In a perhaps unusual move, House Republican leaders have responded to Thursday’s House Democrats holding a news conference and issuing a press release urging a special legislative session on Medicaid expansion.  (Usually such Democrat doings are ignored.) They spurned the idea.

House Speaker Beth Harwell: “As Speaker of the House, I believe that instead of calling for a wasteful special session to expand a program that is failing, we as State Representatives and Senators should instead call on Congress to return healthcare back to the states without strings attached so we can begin to develop a better, more affordable program for Tennesseans.”

House Majority Leader Glen Casada“As Republican leaders of our state, we want to get rid of the disaster of Obamacare, not support a broken healthcare system that has become a drain on Tennessee families and backed insurance providers into a corner. 

Republicans want real solutions, not political promises that would result in more bureaucracy, higher costs, and drive a bigger wedge between patients and doctors. Obamacare has caused insurance rates to skyrocket to a point where the middle class can no longer afford coverage. 

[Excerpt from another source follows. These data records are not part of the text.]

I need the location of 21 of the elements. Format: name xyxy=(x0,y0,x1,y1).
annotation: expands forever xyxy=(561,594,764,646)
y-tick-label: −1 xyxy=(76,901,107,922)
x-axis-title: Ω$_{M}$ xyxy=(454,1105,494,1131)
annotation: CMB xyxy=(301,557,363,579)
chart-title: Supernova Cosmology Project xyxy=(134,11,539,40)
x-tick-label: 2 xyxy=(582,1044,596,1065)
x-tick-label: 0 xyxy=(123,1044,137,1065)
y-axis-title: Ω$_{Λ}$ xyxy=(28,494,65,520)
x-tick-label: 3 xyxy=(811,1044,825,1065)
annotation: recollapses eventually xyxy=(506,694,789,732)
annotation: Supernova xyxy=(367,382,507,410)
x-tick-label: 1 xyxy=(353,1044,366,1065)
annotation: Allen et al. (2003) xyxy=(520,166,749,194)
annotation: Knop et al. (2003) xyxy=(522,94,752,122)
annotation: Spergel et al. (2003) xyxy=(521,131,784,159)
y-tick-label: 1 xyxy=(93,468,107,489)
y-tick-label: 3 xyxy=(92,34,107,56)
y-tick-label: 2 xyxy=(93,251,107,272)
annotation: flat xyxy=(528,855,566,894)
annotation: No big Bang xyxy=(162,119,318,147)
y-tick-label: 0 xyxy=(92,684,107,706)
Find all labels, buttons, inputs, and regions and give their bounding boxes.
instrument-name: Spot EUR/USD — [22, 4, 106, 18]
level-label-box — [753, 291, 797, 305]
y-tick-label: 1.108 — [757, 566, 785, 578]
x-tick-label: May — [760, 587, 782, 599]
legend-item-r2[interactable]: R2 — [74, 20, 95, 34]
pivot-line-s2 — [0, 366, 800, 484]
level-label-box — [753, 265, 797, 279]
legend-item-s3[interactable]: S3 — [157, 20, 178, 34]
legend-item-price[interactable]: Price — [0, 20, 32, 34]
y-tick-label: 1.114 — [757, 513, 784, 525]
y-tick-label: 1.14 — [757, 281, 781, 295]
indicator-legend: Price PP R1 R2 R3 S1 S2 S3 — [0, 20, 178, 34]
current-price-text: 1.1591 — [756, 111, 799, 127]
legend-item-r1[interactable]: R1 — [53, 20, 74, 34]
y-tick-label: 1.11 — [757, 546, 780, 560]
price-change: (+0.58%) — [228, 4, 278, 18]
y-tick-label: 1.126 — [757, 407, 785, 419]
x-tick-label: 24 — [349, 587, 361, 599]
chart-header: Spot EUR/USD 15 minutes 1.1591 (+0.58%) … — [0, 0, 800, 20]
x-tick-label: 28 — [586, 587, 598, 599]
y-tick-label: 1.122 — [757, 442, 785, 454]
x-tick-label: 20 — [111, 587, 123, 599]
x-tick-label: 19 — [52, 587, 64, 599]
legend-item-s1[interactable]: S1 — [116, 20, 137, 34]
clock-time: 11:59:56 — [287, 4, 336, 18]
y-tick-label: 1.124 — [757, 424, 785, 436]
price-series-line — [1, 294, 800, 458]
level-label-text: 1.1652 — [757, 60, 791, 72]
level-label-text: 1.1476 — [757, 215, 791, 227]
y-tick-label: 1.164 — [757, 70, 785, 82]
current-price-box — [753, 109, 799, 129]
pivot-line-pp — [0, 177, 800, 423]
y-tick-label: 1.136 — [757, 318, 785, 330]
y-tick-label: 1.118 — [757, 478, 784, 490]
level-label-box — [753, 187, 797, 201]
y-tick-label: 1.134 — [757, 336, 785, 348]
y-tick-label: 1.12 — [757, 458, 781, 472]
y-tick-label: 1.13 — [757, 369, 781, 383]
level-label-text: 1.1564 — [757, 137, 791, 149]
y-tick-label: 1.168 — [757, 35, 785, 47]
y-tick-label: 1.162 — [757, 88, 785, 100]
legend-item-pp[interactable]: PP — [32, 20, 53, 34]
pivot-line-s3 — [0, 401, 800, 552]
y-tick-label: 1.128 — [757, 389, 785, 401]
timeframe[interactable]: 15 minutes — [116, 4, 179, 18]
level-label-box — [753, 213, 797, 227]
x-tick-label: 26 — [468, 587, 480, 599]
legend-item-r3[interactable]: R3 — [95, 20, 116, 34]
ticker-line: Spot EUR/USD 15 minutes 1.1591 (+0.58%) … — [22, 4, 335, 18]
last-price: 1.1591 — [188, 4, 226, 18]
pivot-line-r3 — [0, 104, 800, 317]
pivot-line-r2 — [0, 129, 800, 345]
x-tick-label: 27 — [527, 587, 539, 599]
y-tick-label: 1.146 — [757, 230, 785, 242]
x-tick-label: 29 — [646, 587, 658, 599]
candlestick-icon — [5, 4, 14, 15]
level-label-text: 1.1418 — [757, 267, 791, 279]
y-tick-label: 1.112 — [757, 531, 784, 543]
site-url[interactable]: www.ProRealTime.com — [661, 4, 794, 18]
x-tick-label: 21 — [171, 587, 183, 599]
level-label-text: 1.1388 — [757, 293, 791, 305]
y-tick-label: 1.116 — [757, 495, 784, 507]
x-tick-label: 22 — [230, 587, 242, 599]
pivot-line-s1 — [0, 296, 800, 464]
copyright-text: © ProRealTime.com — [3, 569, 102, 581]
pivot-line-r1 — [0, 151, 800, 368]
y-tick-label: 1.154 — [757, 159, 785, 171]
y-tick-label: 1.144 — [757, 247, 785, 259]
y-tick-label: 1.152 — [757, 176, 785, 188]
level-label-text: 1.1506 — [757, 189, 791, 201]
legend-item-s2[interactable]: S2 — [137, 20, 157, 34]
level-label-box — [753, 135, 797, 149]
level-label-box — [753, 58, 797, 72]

Medicaid expansion has been an abysmal failure for those states that have participated. Here in Tennessee, we are committed to improving the health and quality of life for all Tennesseans through free market principles that demonstrate real results.

Note: The House Democratic Caucus press release is posted HERE.

Fitzhugh calls for special session on Medicaid expansion

News release from House Democratic Caucus

Nashville—House Democratic Leader Craig Fitzhugh is calling for Gov. Bill Haslam to convene a special session of the legislature in the wake of the Graham-Cassidy bill failing to garner enough votes in Congress to repeal the Affordable Care Act (ACA).